PyConDE & PyData Berlin 2024

Documenting R&D Progress using jupyter-book - and feel safe for the next performance audit
04-22, 16:10–16:40 (Europe/Berlin), B09

Rosenxt has only just been founded, and yet we are already very busy researching great things and making them usable. The ideas are bubbling, the motivation is high. The urge to try out the next idea quickly is high. But progress needs to be well documented, as the next performance audit is sure to come.


Rosenxt has been founded to offer experience and excellence gathered in the last decades for the most challenging environments in the future, such as subsea, industrial, renewables, or the integrity of water and energy supply.

Highly motivated, we can hardly wait to try out the next idea to make rapid progress. But we are also aware of the rules of business. At the end there is always the performance audit. This is where you have to prove that you can really deliver what you have promised. And to do this, you better have everything well documented.

At our venture we have chosen a jupyter-book based workflow.
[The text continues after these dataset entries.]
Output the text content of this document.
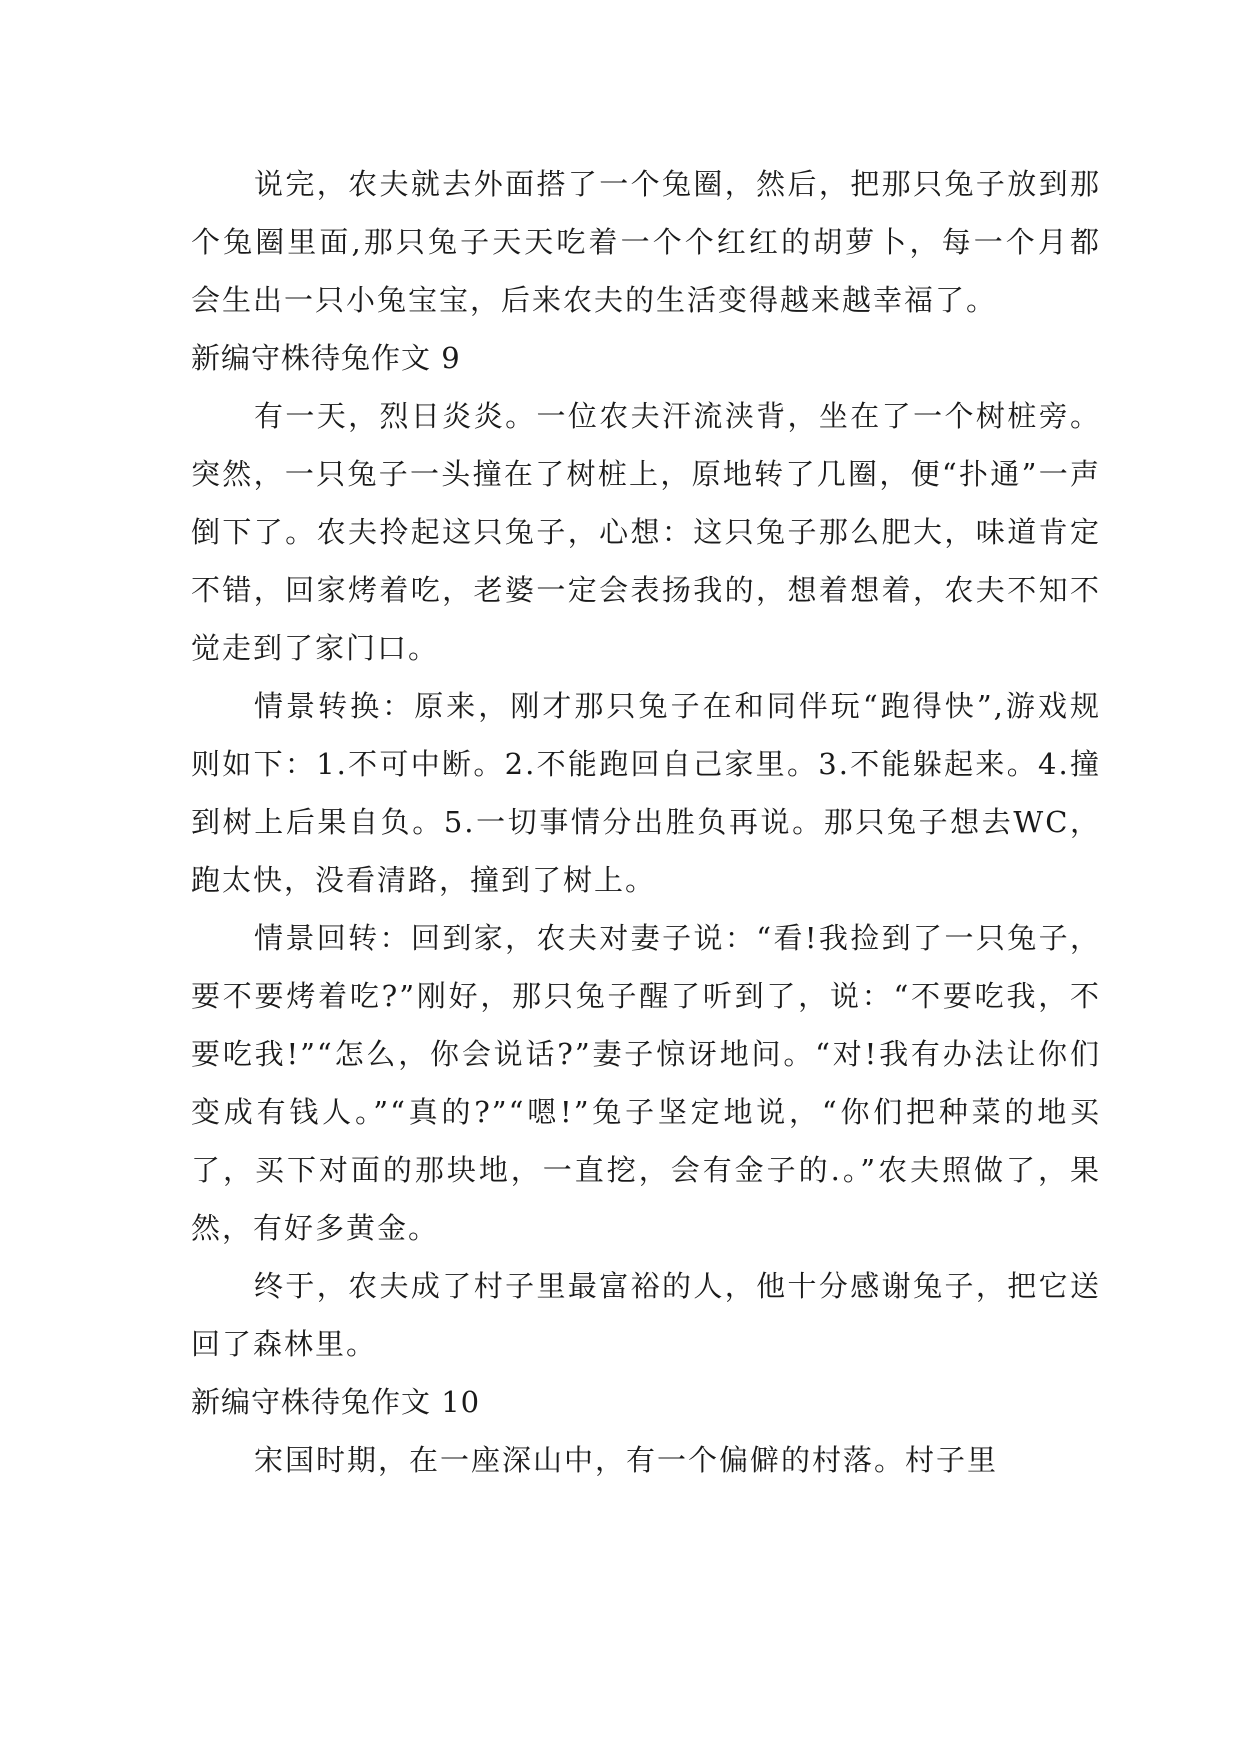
说完，农夫就去外面搭了一个兔圈，然后，把那只兔子放到那个兔圈里面,那只兔子天天吃着一个个红红的胡萝卜，每一个月都会生出一只小兔宝宝，后来农夫的生活变得越来越幸福了。

新编守株待兔作文 9

有一天，烈日炎炎。一位农夫汗流浃背，坐在了一个树桩旁。突然，一只兔子一头撞在了树桩上，原地转了几圈，便“扑通”一声倒下了。农夫拎起这只兔子，心想：这只兔子那么肥大，味道肯定不错，回家烤着吃，老婆一定会表扬我的，想着想着，农夫不知不觉走到了家门口。

情景转换：原来，刚才那只兔子在和同伴玩“跑得快”,游戏规则如下：1.不可中断。2.不能跑回自己家里。3.不能躲起来。4.撞到树上后果自负。5.一切事情分出胜负再说。那只兔子想去WC，跑太快，没看清路，撞到了树上。

情景回转：回到家，农夫对妻子说：“看!我捡到了一只兔子，要不要烤着吃?”刚好，那只兔子醒了听到了，说：“不要吃我，不要吃我!”“怎么，你会说话?”妻子惊讶地问。“对!我有办法让你们变成有钱人。”“真的?”“嗯!”兔子坚定地说，“你们把种菜的地买了，买下对面的那块地，一直挖，会有金子的.。”农夫照做了，果然，有好多黄金。

终于，农夫成了村子里最富裕的人，他十分感谢兔子，把它送回了森林里。

新编守株待兔作文 10

宋国时期，在一座深山中，有一个偏僻的村落。村子里
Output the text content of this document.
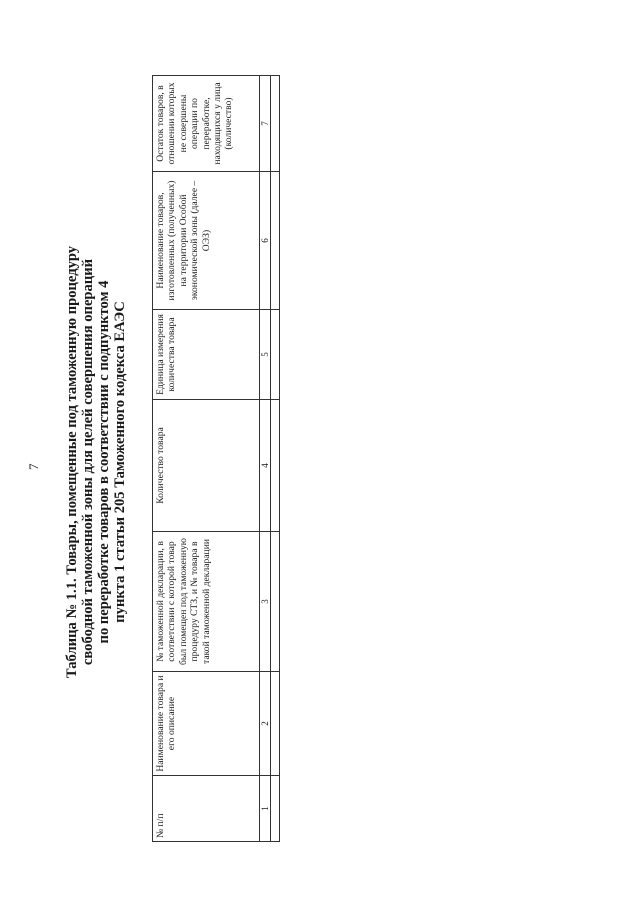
7 Таблица № 1.1. Товары, помещенные под таможенную процедуру свободной таможенной зоны для целей совершения операций по переработке товаров в соответствии с подпунктом 4 пункта 1 статьи 205 Таможенного кодекса ЕАЭС
№ п/п	Наименование товара и его описание	№ таможенной декларации, в соответствии с которой товар был помещен под таможенную процедуру СТЗ, и № товара в такой таможенной декларации	Количество товара	Единица измерения количества товара	Наименование товаров, изготовленных (полученных) на территории Особой экономической зоны (далее – ОЭЗ)	Остаток товаров, в отношении которых не совершены операции по переработке, находящихся у лица (количество)
1	2	3	4	5	6	7
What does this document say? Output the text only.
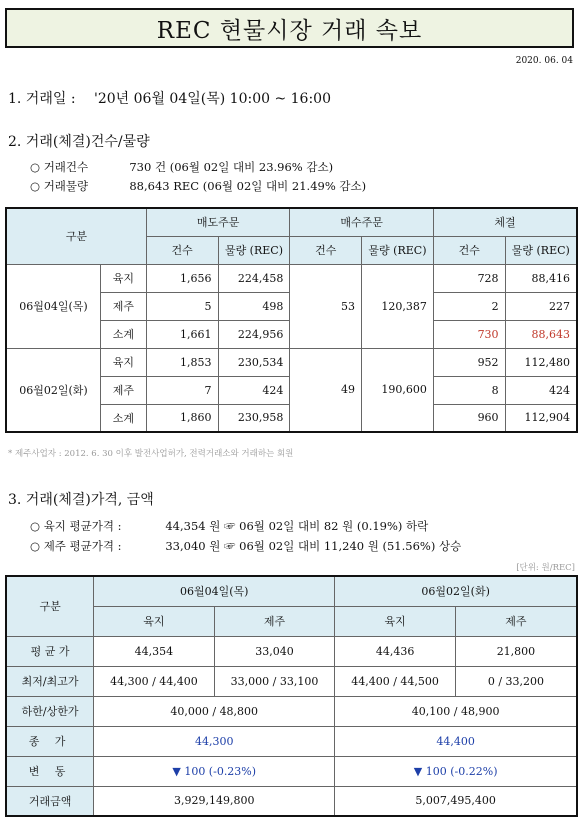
REC 현물시장 거래 속보
2020. 06. 04
1. 거래일 : '20년 06월 04일(목) 10:00 ~ 16:00
2. 거래(체결)건수/물량
○ 거래건수	730 건 (06월 02일 대비 23.96% 감소)
○ 거래물량	88,643 REC (06월 02일 대비 21.49% 감소)
구분		매도주문		매수주문		체결	
		건수	물량 (REC)	건수	물량 (REC)	건수	물량 (REC)
06월04일(목)	육지	1,656	224,458	53	120,387	728	88,416
	제주	5	498			2	227
	소계	1,661	224,956			730	88,643
06월02일(화)	육지	1,853	230,534	49	190,600	952	112,480
	제주	7	424			8	424
	소계	1,860	230,958			960	112,904
* 제주사업자 : 2012. 6. 30 이후 발전사업허가, 전력거래소와 거래하는 회원
3. 거래(체결)가격, 금액
○ 육지 평균가격 :	44,354 원 ☞ 06월 02일 대비 82 원 (0.19%) 하락
○ 제주 평균가격 :	33,040 원 ☞ 06월 02일 대비 11,240 원 (51.56%) 상승
[단위: 원/REC]
구분	06월04일(목)		06월02일(화)	
	육지	제주	육지	제주
평 균 가	44,354	33,040	44,436	21,800
최저/최고가	44,300 / 44,400	33,000 / 33,100	44,400 / 44,500	0 / 33,200
하한/상한가	40,000 / 48,800		40,100 / 48,900	
종 가	44,300		44,400	
변 동	▼ 100 (-0.23%)		▼ 100 (-0.22%)	
거래금액	3,929,149,800		5,007,495,400	
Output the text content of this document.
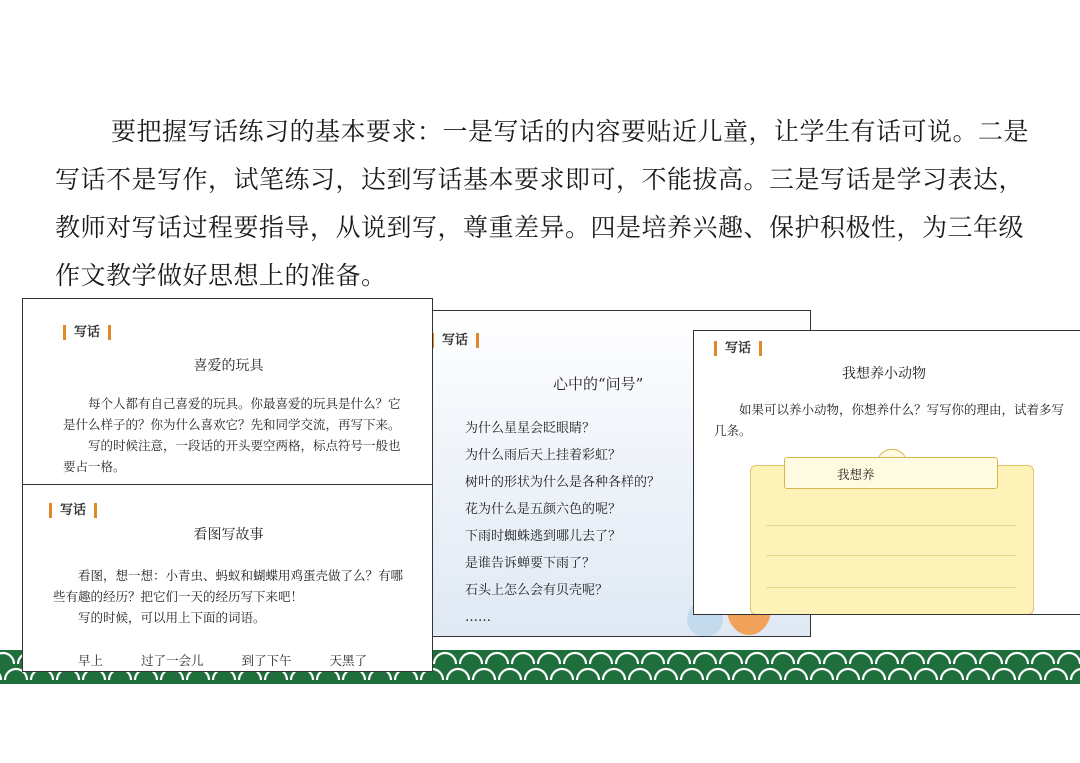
要把握写话练习的基本要求：一是写话的内容要贴近儿童，让学生有话可说。二是写话不是写作，试笔练习，达到写话基本要求即可，不能拔高。三是写话是学习表达，教师对写话过程要指导，从说到写，尊重差异。四是培养兴趣、保护积极性，为三年级作文教学做好思想上的准备。

写话
心中的“问号”
为什么星星会眨眼睛？
为什么雨后天上挂着彩虹？
树叶的形状为什么是各种各样的？
花为什么是五颜六色的呢？
下雨时蜘蛛逃到哪儿去了？
是谁告诉蝉要下雨了？
石头上怎么会有贝壳呢？
……
写话
喜爱的玩具

每个人都有自己喜爱的玩具。你最喜爱的玩具是什么？它是什么样子的？你为什么喜欢它？先和同学交流，再写下来。

写的时候注意，一段话的开头要空两格，标点符号一般也要占一格。

写话
我想养小动物

如果可以养小动物，你想养什么？写写你的理由，试着多写几条。

我想养
写话
看图写故事

看图，想一想：小青虫、蚂蚁和蝴蝶用鸡蛋壳做了么？有哪些有趣的经历？把它们一天的经历写下来吧！

写的时候，可以用上下面的词语。

早上	过了一会儿	到了下午	天黑了
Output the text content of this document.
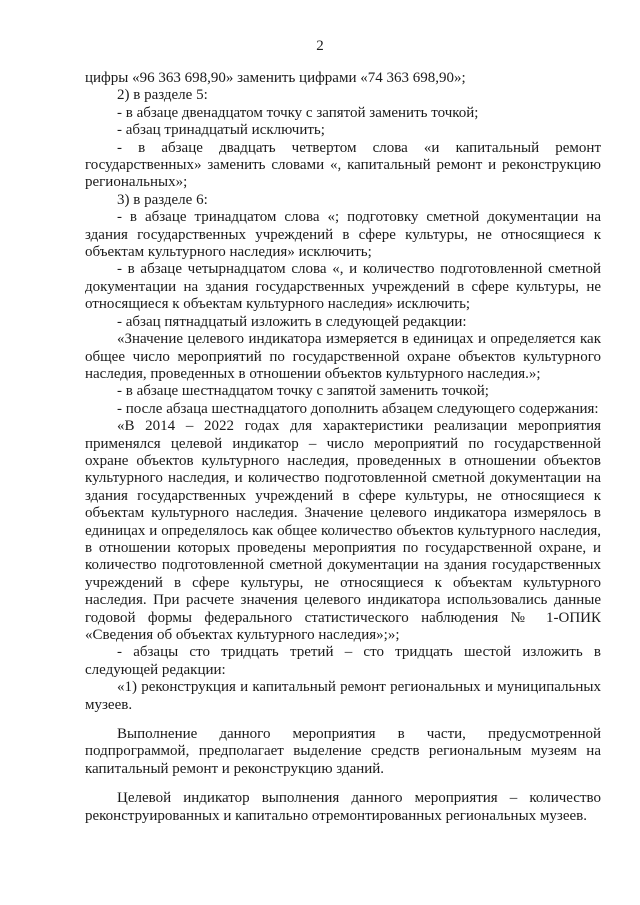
2

цифры «96 363 698,90» заменить цифрами «74 363 698,90»;

2) в разделе 5:

- в абзаце двенадцатом точку с запятой заменить точкой;

- абзац тринадцатый исключить;

- в абзаце двадцать четвертом слова «и капитальный ремонт государственных» заменить словами «, капитальный ремонт и реконструкцию региональных»;

3) в разделе 6:

- в абзаце тринадцатом слова «; подготовку сметной документации на здания государственных учреждений в сфере культуры, не относящиеся к объектам культурного наследия» исключить;

- в абзаце четырнадцатом слова «, и количество подготовленной сметной документации на здания государственных учреждений в сфере культуры, не относящиеся к объектам культурного наследия» исключить;

- абзац пятнадцатый изложить в следующей редакции:

«Значение целевого индикатора измеряется в единицах и определяется как общее число мероприятий по государственной охране объектов культурного наследия, проведенных в отношении объектов культурного наследия.»;

- в абзаце шестнадцатом точку с запятой заменить точкой;

- после абзаца шестнадцатого дополнить абзацем следующего содержания:

«В 2014 – 2022 годах для характеристики реализации мероприятия применялся целевой индикатор – число мероприятий по государственной охране объектов культурного наследия, проведенных в отношении объектов культурного наследия, и количество подготовленной сметной документации на здания государственных учреждений в сфере культуры, не относящиеся к объектам культурного наследия. Значение целевого индикатора измерялось в единицах и определялось как общее количество объектов культурного наследия, в отношении которых проведены мероприятия по государственной охране, и количество подготовленной сметной документации на здания государственных учреждений в сфере культуры, не относящиеся к объектам культурного наследия. При расчете значения целевого индикатора использовались данные годовой формы федерального статистического наблюдения № 1-ОПИК «Сведения об объектах культурного наследия»;»;

- абзацы сто тридцать третий – сто тридцать шестой изложить в следующей редакции:

«1) реконструкция и капитальный ремонт региональных и муниципальных музеев.

Выполнение данного мероприятия в части, предусмотренной подпрограммой, предполагает выделение средств региональным музеям на капитальный ремонт и реконструкцию зданий.

Целевой индикатор выполнения данного мероприятия – количество реконструированных и капитально отремонтированных региональных музеев.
Here come the Jupyter Notebook based steps for data analysis we're using anyways along with some simple markdown based documents embracing everything. Using a clever file system structure and a few tools, we create appealing documents that document the development progress very well.

In this talk, I would like to present this workflow in more detail using the tests with a specific water pressure sensor that we are currently evaluating.


Expected audience expertise: Domain

Intermediate

Expected audience expertise: Python

Intermediate

Abstract as a tweet (X) or toot (Mastodon)

Rosenxt has just been founded, yet we're already very busy to create the next best thing. Let me show you how we create our R&D progress using the jupyter-book ecosystem to be safe for the next performance audit.

A physicist who has filled a variety of roles in a leading service company in the oil and gas industry, currently tackling the development of embedded devices at Rosenxt based on the Raspberry Pi, LinuX and Python with a Python history going back to version 1.4.